- 母の想いを引き継ぐ畑で 夫婦が育てる大根 -
定年まで、一般企業で事務職を務めあげた川上さん。
転勤族で何度も居を移したが、最後は母が暮らす那須烏山市に戻った。
幼くして父を亡くした川上さんを、母は米農家として女手一つで育て上げた。
そうした環境もあり、退職後は自然に畑仕事を始めた。
特に農家としてやっていこう、という気構えもなかったという。
「その頃母は90歳を超えていましたがまだ現役で、私が畑をやっているのを見ては指示してましたね」と笑う。
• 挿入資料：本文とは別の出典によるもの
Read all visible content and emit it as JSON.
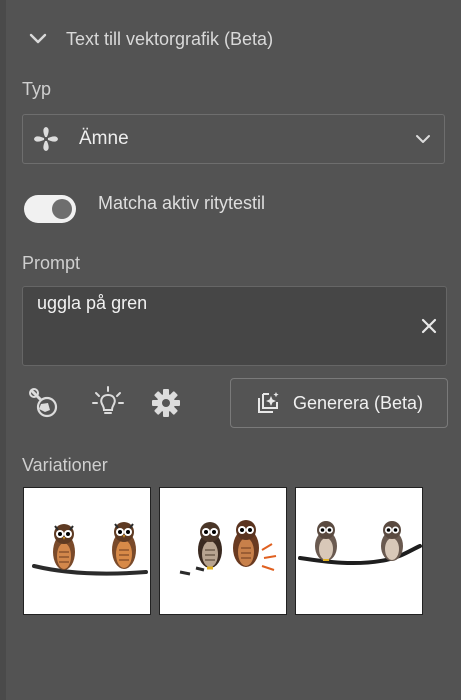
{
  "panel": {
    "header_title": "Text till vektorgrafik (Beta)"
  },
  "type_section": {
    "label": "Typ",
    "selected_value": "Ämne"
  },
  "style_toggle": {
    "label": "Matcha aktiv ritytestil",
    "checked": true
  },
  "prompt": {
    "label": "Prompt",
    "value": "uggla på gren"
  },
  "toolbar": {
    "icons": [
      "sample-style-icon",
      "lightbulb-icon",
      "gear-icon"
    ],
    "generate_label": "Generera (Beta)"
  },
  "variations": {
    "label": "Variationer",
    "count": 3
  },
  "colors": {
    "panel_bg": "#535353",
    "text": "#e6e6e6",
    "toggle_on": "#f1f1f1"
  }
}
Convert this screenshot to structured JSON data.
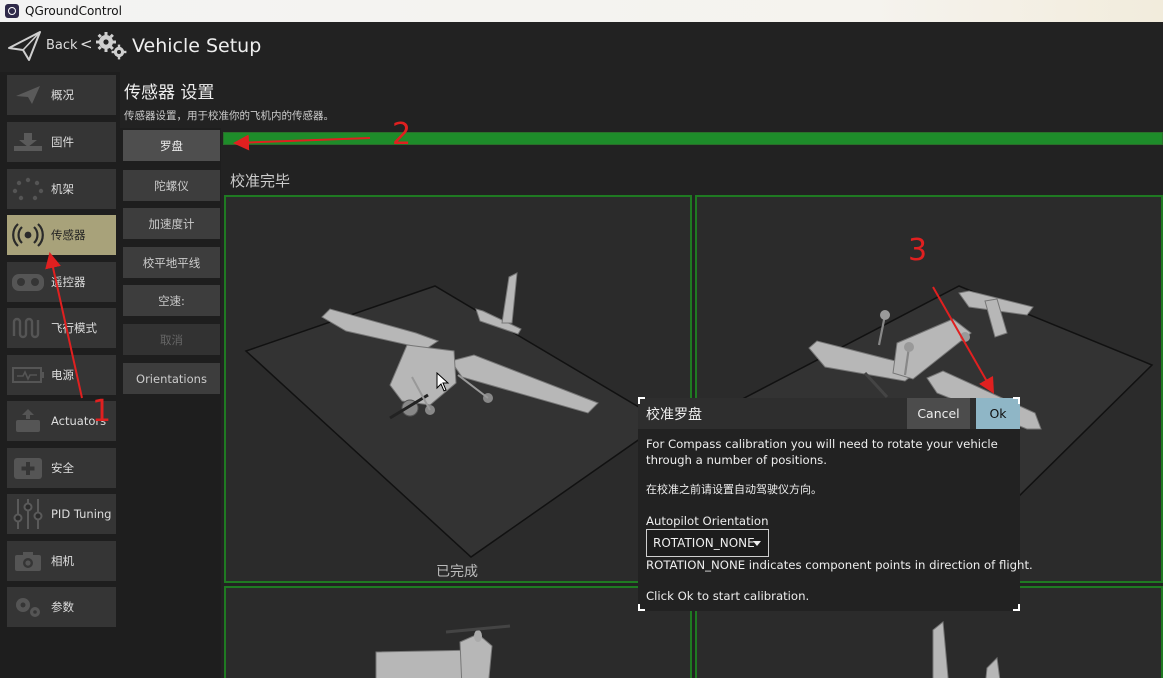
{
  "window": {
    "title": "QGroundControl"
  },
  "topbar": {
    "back_label": "Back",
    "separator": "<",
    "title": "Vehicle Setup"
  },
  "sidebar": {
    "items": [
      {
        "label": "概况",
        "icon": "plane-icon"
      },
      {
        "label": "固件",
        "icon": "download-icon"
      },
      {
        "label": "机架",
        "icon": "airframe-icon"
      },
      {
        "label": "传感器",
        "icon": "sensors-icon",
        "active": true
      },
      {
        "label": "遥控器",
        "icon": "radio-icon"
      },
      {
        "label": "飞行模式",
        "icon": "flight-modes-icon"
      },
      {
        "label": "电源",
        "icon": "battery-icon"
      },
      {
        "label": "Actuators",
        "icon": "actuators-icon"
      },
      {
        "label": "安全",
        "icon": "safety-icon"
      },
      {
        "label": "PID Tuning",
        "icon": "tuning-icon"
      },
      {
        "label": "相机",
        "icon": "camera-icon"
      },
      {
        "label": "参数",
        "icon": "parameters-icon"
      }
    ]
  },
  "sensors": {
    "title": "传感器 设置",
    "description": "传感器设置，用于校准你的飞机内的传感器。",
    "buttons": [
      "罗盘",
      "陀螺仪",
      "加速度计",
      "校平地平线",
      "空速:",
      "取消",
      "Orientations"
    ],
    "progress": 1.0,
    "status": "校准完毕",
    "done_label": "已完成"
  },
  "dialog": {
    "title": "校准罗盘",
    "cancel_label": "Cancel",
    "ok_label": "Ok",
    "intro_line1": "For Compass calibration you will need to rotate your vehicle",
    "intro_line2": "through a number of positions.",
    "note": "在校准之前请设置自动驾驶仪方向。",
    "orientation_label": "Autopilot Orientation",
    "orientation_value": "ROTATION_NONE",
    "orientation_hint": "ROTATION_NONE indicates component points in direction of flight.",
    "footer": "Click Ok to start calibration."
  },
  "annotations": [
    "1",
    "2",
    "3"
  ],
  "colors": {
    "active": "#a8a27a",
    "progress": "#1e8c2a",
    "ok_button": "#8fb6c6",
    "annotation": "#e02020"
  }
}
その後お母様は107歳で大往生され、川上さんは畑を引き継ぎ、本格的に農業に参入した。
大根の栽培は春と夏の年2回、暑さに強く総太の「夏の守(かみ)」を育てている。
そして手間はかかるが葉付きで出荷するのが川上さんのこだわりだ。
価格もできるだけ安くしているそう。
「だから全然儲からないんですよ」と笑う。
二人三脚で従事する奥様も「こんなはずじゃなかったんですよ」と言いながら笑顔だ。
利益だけを追求しない、自慢の野菜をたくさん食べてもらいたい、そんな想いが感じられる。
大根以外にも川上さんが育てる野菜は実に多品種。
この時期だけでも、大根・里芋・サツマイモ・人参・カブ・大豆・柿など。
「いつの間にか増えちゃって…」という川上さんに「今後の目標は種類を減らすことね」と奥様。
そんなお二人の素敵な関係が、やわらかく優しい味わいを持つ、川上さんの野菜に現れている気がした。
大根を使った冬の代表料理といえば「おでん」だろう。
宇都宮のおでんの名店「種一本店」では、高さ10センチを超える大きな大根おでんが人気だ。
一つずつ手間を惜しまない、隠し包丁など職人の技が活きる、ここでしか味わえない一品。
日本人でよかったなぁとしみじみ思いつつ頬張りたい。
● 川上 優さん
50mを超える畝が6本ならぶ大根畑。
収穫した大根を水洗いし、きれいにテープ巻きまですべて手作業だ。